We told you last month that Jew has returned home (to Burlingame, of course) after serving his five year federal sentence for fraud and extortion. But this is just an intermission, as he still has a one-year state sentence left to serve for lying about living in SF.

As we noted then, Jew's attorney, Stuart Hanlon, had been giving interviews saying that Jew shouldn't have to serve that sentence, in part because after a brief stop at a Sixth Street halfway house last August, "media attention" (in the form of an ABC 7 broadcast) meant Jew was forced to serve time at L.A.'s Metropolitan Detention Center for the final six months of his fraud sentence.

As that jail was, Hanlon says, "a maximum security lockup jail," Hanlon told reporters that since "Jew was not allowed to serve time in the halfway house, he should get credit for time served for his County Jail sentence."

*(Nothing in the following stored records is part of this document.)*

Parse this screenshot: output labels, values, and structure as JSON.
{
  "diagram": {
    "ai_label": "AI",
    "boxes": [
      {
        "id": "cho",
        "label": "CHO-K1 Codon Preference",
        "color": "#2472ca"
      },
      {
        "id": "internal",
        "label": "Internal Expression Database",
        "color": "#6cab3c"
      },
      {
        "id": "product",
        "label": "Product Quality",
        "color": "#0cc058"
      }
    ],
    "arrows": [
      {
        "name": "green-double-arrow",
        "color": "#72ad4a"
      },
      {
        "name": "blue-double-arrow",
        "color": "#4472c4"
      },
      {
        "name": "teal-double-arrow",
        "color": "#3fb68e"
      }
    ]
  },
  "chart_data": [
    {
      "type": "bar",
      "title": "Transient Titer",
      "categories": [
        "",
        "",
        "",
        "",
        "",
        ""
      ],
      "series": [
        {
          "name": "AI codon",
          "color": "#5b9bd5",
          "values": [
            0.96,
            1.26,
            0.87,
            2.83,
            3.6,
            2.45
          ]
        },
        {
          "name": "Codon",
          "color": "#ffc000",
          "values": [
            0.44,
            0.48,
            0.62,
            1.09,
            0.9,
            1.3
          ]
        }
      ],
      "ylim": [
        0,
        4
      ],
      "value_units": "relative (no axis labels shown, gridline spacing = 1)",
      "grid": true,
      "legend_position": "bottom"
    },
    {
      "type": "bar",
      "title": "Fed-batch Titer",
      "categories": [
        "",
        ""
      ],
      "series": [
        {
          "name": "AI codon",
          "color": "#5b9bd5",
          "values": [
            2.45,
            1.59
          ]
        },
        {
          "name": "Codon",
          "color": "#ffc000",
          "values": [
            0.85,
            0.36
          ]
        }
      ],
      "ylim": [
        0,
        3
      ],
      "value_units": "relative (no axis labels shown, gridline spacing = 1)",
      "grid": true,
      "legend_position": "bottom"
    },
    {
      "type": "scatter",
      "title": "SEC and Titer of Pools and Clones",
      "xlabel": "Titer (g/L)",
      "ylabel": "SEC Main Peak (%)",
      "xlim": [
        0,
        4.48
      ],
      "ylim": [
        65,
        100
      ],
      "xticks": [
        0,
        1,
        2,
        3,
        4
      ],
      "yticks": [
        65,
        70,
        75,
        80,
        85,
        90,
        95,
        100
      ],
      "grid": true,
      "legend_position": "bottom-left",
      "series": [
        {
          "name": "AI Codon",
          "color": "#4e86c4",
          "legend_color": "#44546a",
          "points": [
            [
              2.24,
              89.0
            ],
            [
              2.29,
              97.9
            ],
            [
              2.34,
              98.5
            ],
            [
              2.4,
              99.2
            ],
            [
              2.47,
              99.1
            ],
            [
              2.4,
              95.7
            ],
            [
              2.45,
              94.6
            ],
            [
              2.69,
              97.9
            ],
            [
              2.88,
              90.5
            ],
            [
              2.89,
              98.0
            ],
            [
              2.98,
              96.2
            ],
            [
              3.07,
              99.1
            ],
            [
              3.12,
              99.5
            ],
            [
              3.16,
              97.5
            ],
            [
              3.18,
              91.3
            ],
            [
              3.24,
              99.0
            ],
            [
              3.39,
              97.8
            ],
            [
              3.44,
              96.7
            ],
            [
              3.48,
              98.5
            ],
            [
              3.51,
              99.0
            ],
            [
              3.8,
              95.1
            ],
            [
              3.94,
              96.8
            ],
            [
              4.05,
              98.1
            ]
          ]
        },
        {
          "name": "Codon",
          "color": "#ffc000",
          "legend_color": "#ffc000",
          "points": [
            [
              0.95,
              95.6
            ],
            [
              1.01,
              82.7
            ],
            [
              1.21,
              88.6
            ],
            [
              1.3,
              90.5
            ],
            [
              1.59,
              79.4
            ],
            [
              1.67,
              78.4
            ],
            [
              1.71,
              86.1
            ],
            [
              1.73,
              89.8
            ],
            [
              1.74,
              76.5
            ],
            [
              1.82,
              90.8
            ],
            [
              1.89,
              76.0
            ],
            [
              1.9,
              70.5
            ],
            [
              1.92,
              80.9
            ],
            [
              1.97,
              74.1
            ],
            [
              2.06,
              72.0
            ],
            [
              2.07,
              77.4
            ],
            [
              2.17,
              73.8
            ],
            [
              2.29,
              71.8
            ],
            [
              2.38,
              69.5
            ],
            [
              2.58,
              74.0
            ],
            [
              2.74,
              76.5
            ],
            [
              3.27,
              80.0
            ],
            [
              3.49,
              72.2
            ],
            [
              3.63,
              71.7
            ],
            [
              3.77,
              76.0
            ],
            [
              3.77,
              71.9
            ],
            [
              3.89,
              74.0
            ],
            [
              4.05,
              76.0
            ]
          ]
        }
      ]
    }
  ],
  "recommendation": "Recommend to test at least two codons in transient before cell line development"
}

However, Hanlon has apparently changed his story a bit since those interviews: In papers filed last week in SF Superior Court, Hanlon dropped the "media attention" excuse for why Jew had to leave the halcyon environs of Sixth Street. Instead, Hanlon says, the halfway house stop was just a mixup, as the Feds realized that with another sentence to serve, Jew was supposed to remain in jail. In other words, Jew shouldn't have gone to the halfway house in the first place, and when authorities realized their mistake, they rectified it.

In Hanlon and Jew's combined thought process, for some reason, this rule against halfway houses for convicts with another sentence to serve still means that "the extra punishment for his state conviction...has already occurred," reports the Chron.

Jew, who Hanlon said was not just teaching yoga but was also "building wheelchairs for poor children" while in jail, also contracted both valley fever and tuberculosis while in the pen, leaving Jew in poor health that could get poorer if subjected to this additional prison term.

Jew is expected to fight his second sentence in court March 21, but he shouldn't expect an easy ride from the District Attorney's office: as their spokesperson told Matier and Ross, "These are separate cases, separate crimes, separate jurisdictions and separate sentences."